Forward knowledge processing unit, 8... Reverse subcategory processing unit, 9... Backward knowledge processing unit, 10... Field end detection unit, 11... Result output unit, 12... Candidate memory, 13...Knowledge table, 31...Example of written characters on form, 32...Judgment result of recognition unit, 33...Candidate memory, 51...Example of written characters on form, 52...
Judgment result of the recognition unit, Kaku: Candidate memory, 54: Result memory after character type control processing, 55: Control conditions regarding process execution, 56: Result memory after character selection processing.

Claims

[Claims]

1. In a character recognition device that reads target characters that are composed of multiple character type groups,
The recognition unit of the character recognition device is configured to output a plurality of candidate categories including a plurality of candidate subcategories, and the post-processing unit compares the priorities of the candidate subcategories and selects a candidate category with a high priority.

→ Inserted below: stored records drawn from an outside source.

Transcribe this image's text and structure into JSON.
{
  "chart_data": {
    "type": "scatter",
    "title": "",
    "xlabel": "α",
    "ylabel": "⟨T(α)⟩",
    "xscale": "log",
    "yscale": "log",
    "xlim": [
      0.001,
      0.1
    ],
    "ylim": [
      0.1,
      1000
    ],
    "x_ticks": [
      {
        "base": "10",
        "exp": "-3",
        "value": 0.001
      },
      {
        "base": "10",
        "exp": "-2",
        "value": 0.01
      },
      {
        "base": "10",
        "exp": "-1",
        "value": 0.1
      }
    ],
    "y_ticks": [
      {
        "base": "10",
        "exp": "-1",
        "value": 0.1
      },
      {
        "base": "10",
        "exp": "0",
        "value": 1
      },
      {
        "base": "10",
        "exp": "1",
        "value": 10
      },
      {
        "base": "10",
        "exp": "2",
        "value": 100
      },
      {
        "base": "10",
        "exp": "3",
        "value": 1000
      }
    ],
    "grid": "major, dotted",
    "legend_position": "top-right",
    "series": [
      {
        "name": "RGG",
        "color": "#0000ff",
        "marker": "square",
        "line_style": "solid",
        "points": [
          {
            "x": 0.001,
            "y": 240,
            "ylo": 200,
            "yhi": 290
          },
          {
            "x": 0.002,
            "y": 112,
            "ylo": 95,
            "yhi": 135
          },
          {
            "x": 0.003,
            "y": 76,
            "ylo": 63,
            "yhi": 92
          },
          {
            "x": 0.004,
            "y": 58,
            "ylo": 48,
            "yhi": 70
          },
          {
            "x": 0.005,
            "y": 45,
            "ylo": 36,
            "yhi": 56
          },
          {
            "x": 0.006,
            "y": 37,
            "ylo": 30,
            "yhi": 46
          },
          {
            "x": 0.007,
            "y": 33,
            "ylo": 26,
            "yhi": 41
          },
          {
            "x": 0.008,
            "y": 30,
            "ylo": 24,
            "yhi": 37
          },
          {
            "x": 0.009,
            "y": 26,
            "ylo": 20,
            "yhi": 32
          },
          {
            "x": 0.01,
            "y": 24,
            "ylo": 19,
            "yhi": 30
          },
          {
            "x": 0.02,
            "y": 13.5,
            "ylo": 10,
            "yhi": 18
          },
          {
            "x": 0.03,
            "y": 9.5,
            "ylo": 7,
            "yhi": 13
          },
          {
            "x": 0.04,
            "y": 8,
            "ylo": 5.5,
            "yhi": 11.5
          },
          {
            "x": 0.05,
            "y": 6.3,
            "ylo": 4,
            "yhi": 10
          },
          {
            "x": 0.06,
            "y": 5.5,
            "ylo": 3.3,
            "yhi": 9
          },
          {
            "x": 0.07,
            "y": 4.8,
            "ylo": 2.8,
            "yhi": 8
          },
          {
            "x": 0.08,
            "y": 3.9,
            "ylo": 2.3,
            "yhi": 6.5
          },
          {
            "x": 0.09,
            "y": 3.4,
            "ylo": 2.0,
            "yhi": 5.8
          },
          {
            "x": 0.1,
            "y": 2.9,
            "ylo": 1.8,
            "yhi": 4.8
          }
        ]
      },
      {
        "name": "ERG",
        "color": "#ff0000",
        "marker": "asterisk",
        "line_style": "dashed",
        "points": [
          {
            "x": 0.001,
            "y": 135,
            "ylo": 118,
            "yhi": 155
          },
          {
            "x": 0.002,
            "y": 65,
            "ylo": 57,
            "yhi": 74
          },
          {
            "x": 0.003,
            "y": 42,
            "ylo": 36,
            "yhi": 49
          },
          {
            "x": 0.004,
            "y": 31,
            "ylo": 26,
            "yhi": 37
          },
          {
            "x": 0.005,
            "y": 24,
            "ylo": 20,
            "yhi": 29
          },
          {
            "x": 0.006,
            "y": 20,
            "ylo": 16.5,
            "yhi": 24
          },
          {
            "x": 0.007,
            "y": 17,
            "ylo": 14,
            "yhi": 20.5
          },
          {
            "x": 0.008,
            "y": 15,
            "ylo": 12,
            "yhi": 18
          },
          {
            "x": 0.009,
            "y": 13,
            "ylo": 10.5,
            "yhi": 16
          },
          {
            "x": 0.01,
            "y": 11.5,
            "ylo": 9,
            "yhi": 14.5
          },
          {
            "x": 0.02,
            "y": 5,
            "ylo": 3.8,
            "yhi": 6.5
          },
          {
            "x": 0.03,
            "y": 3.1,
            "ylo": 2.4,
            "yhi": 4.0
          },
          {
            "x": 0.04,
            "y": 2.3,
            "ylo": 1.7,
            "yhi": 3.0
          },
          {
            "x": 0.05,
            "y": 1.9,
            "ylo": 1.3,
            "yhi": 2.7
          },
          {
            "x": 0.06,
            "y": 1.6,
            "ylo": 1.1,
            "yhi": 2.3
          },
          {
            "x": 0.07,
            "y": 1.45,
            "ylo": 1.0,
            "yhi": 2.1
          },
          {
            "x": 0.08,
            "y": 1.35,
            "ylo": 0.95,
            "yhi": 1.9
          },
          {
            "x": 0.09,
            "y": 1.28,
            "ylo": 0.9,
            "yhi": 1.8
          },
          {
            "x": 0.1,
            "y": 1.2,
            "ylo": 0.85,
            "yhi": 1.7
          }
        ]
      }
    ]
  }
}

A character type control process to select, a subcategory process to select a candidate category that is considered to be the correct answer for the character based on the connection relationship between the candidate category of the character immediately before or after the character and the candidate category of the character, and or knowledge processing that selects a candidate category that is considered to be the correct answer for the character based on the category itself's connection relationship between the candidate category of the character immediately after, the candidate category of the character, and the candidate category of the character; The character reading device is configured such that the priority given to each subcategory to select candidate subcategories obtained from the recognition unit can be set in advance. A character selection processing method characterized by being classified into a subcategory group that agrees with and can be clearly distinguished from all other categories, a subcategory group that can be clearly distinguished from all categories of an allopathic character group, and others.